You can find the reports here. What's surprising is that the results from qc look reasonable. Also, I'm no expert on bam files but they all seem pretty reasonable to me (I added the contents of the first 100 lines of the intermediate bam files converted to plain text with samtools view into the bamheads directory). You can find the full logs from running the pipeline in stderr.log and stdout.log.
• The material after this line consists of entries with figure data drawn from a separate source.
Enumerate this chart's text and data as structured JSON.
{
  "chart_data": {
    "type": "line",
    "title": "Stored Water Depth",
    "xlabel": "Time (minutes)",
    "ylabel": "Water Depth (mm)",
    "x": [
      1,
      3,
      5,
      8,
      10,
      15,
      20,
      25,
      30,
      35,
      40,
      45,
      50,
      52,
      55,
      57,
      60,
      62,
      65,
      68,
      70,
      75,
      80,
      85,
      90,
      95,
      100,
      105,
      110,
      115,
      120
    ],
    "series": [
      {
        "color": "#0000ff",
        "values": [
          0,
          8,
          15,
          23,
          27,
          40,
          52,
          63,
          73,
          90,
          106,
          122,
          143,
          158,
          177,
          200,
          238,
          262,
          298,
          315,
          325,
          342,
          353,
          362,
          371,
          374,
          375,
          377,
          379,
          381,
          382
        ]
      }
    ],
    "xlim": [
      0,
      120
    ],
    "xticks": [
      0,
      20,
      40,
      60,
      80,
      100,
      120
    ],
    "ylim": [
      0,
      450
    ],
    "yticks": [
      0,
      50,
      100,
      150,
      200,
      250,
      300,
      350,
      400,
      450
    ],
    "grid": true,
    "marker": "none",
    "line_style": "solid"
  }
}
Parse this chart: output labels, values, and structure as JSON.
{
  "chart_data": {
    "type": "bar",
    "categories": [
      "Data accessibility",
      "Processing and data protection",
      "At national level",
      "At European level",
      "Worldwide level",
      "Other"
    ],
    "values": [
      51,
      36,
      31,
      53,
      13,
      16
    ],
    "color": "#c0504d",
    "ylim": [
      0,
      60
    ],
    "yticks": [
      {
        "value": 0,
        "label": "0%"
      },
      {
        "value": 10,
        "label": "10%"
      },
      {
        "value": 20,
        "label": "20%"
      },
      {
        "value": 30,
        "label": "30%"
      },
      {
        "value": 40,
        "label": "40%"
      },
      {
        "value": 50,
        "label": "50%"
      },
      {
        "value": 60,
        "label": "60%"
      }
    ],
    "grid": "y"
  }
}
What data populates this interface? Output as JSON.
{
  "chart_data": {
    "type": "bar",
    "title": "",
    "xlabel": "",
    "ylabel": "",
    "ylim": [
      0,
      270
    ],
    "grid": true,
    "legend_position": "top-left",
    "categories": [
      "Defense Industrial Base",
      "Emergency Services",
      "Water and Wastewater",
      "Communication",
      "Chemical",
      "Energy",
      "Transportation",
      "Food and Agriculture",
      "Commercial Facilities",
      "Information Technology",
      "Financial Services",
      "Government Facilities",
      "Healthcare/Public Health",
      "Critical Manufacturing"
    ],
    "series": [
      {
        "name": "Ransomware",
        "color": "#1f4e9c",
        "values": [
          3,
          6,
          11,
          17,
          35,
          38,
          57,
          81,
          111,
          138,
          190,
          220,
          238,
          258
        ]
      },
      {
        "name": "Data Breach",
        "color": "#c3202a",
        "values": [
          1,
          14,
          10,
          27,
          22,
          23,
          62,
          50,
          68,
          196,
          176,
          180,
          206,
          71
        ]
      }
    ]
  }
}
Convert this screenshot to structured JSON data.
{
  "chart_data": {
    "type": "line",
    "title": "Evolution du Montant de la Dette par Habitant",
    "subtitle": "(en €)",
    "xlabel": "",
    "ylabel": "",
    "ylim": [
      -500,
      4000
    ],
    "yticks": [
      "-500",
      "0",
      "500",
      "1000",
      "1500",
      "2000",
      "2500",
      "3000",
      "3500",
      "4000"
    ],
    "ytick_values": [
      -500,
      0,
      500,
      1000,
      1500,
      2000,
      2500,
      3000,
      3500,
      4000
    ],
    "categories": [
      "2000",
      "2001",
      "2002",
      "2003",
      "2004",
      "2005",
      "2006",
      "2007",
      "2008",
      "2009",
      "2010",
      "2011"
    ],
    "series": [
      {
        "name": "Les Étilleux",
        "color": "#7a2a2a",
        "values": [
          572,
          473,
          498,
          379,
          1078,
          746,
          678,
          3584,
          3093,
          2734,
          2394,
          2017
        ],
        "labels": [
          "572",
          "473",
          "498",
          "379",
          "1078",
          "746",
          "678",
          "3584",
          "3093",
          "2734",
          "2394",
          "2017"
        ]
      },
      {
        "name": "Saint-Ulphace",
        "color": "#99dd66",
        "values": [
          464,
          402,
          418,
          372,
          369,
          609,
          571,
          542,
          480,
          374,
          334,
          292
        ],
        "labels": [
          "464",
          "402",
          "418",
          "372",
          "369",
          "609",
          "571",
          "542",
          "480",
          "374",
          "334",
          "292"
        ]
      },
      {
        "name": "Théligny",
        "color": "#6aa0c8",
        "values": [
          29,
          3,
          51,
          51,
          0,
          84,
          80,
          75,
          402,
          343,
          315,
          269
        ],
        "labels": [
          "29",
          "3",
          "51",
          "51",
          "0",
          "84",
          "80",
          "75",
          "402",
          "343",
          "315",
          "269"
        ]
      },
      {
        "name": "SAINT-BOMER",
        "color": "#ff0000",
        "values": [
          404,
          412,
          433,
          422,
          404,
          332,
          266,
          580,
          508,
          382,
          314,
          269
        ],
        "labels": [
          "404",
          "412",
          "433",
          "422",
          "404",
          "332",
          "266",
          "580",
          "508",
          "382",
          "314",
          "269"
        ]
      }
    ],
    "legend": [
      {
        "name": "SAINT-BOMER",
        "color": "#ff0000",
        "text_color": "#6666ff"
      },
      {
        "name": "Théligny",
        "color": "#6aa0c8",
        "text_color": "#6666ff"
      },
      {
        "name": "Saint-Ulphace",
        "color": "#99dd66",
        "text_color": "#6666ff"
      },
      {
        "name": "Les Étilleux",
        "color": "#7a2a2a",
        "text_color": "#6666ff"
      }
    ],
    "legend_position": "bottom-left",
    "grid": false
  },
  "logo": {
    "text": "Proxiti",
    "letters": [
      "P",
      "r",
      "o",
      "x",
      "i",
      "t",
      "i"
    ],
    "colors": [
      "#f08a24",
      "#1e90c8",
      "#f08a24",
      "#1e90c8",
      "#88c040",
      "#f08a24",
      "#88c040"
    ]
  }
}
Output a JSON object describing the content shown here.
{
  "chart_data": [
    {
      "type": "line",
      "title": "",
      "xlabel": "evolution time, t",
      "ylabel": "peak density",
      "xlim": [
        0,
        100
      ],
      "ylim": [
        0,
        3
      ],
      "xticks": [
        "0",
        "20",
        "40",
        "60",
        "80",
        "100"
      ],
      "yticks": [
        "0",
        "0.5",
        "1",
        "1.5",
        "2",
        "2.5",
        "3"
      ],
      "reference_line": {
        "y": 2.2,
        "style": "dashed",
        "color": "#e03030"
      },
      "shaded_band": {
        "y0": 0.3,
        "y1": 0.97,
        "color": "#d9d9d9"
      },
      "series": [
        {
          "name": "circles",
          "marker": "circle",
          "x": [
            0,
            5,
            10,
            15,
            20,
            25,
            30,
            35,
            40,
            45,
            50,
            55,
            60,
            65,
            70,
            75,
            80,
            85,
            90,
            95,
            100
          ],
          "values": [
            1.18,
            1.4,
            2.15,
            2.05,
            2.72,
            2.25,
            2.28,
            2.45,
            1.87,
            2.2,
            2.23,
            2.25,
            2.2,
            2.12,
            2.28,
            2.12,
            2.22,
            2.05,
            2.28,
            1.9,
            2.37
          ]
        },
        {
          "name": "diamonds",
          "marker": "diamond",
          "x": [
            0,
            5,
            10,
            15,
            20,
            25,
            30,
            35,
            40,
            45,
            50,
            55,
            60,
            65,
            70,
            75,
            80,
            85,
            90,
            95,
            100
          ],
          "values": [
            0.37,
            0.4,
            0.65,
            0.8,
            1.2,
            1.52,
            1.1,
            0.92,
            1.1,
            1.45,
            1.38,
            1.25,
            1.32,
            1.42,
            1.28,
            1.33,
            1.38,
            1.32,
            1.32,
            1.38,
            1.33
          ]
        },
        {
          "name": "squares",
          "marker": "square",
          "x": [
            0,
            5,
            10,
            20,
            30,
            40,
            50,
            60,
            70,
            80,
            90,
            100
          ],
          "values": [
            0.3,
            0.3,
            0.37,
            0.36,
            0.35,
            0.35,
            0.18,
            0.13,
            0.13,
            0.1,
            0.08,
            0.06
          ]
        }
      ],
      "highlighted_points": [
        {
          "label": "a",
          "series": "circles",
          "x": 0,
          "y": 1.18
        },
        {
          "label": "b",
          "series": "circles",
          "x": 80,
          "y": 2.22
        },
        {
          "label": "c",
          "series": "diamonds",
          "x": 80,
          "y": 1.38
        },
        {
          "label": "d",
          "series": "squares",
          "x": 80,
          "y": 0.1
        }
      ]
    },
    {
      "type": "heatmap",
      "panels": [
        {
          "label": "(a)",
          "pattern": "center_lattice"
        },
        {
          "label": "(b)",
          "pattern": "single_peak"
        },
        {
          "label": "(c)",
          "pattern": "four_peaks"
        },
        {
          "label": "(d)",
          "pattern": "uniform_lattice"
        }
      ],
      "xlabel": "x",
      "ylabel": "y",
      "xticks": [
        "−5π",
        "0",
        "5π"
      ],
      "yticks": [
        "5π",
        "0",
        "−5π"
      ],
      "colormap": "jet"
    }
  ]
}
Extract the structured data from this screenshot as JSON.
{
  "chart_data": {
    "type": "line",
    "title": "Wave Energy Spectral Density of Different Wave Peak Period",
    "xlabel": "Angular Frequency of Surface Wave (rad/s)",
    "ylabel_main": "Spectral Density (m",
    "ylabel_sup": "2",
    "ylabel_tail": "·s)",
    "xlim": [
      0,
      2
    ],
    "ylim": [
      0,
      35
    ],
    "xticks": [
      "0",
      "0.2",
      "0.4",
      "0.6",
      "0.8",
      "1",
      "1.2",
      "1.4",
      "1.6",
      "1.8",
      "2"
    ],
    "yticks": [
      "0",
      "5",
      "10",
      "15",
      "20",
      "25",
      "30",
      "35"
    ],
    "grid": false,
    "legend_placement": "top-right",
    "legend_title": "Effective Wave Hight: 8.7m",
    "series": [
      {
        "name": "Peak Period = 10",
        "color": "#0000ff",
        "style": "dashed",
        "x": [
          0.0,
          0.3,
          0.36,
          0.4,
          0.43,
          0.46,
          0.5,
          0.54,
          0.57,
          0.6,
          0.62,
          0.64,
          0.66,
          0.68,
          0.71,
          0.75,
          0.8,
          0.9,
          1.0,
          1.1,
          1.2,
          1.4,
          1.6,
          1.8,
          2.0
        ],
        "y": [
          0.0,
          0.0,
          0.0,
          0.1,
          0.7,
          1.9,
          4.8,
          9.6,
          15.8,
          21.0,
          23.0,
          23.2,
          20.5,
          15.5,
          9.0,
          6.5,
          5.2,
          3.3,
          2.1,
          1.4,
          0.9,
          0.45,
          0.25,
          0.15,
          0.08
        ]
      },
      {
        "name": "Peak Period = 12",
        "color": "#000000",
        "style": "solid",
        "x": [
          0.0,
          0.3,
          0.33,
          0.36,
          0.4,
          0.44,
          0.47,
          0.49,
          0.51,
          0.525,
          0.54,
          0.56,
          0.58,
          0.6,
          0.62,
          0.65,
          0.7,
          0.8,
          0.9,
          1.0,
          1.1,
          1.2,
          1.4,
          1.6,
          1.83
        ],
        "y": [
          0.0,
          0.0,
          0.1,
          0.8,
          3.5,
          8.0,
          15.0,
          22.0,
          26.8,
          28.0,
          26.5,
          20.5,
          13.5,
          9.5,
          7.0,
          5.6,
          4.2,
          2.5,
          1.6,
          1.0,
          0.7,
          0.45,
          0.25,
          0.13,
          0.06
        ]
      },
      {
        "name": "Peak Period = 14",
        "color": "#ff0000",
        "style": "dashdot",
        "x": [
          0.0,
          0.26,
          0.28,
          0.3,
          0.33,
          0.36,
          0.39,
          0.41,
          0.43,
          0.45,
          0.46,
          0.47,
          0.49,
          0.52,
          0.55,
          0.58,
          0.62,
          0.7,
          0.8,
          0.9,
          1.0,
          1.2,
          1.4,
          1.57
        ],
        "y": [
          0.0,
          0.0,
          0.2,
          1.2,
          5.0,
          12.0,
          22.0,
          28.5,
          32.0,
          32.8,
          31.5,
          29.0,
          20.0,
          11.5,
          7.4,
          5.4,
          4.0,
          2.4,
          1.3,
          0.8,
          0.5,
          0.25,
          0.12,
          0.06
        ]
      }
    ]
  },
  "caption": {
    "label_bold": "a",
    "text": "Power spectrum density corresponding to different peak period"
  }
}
Perhaps I missed some option or specified a wrong threshold?

I used a standard pair of gtf/fasta files downloaded straight from GENCODE.

pwl commented 6 years ago

Perhaps related: the refFlat file generated by running the meta target turned out to be empty, so I updated my generate_meta.smk to fix that. Perhaps that's the source of the issue?

Hoohm commented 6 years ago

Yes, if you look at the sample1_final.txt in the headers, all your reads are tagged as XF:Z:INTERGENIC. Those are not counted as mapped to genes.

I'm pretty sure this is related to the modification of the refFlat file. Which genome and annotation files are you using?

pwl commented 6 years ago

I'm using the first gtf file from GENCODE, the "Comprehensive gene annotation" one for "CHR" regions.

EDIT: and for the genome I'm using the "Transcript sequences" from the same page.

Hoohm commented 6 years ago

Hi @pwl I think your issue comes from the transcripts.fa You should use Genome sequence (GRCh38.p10). I'm actually puzzled as to how it didn't throw an error (mine did) when using the transcripts.fa. Using the genome sequence, the refflat is not empty. Can you try again?

pwl commented 6 years ago

I'll try it, thanks. I also just realized that there are reference files (including .fa and .gtf files) on the drop-seq webpage in the "Data resources" section, I just haven't found them before and tried to use ones from GENCODE.

Hoohm commented 6 years ago

Do you have a mixed experiment? Mouse/human or only human? I'm using those DNA and gene sets GTF file

pwl commented 6 years ago

I tried it with the genome sequence GRCh38.p10 and it worked perfectly! Thank you!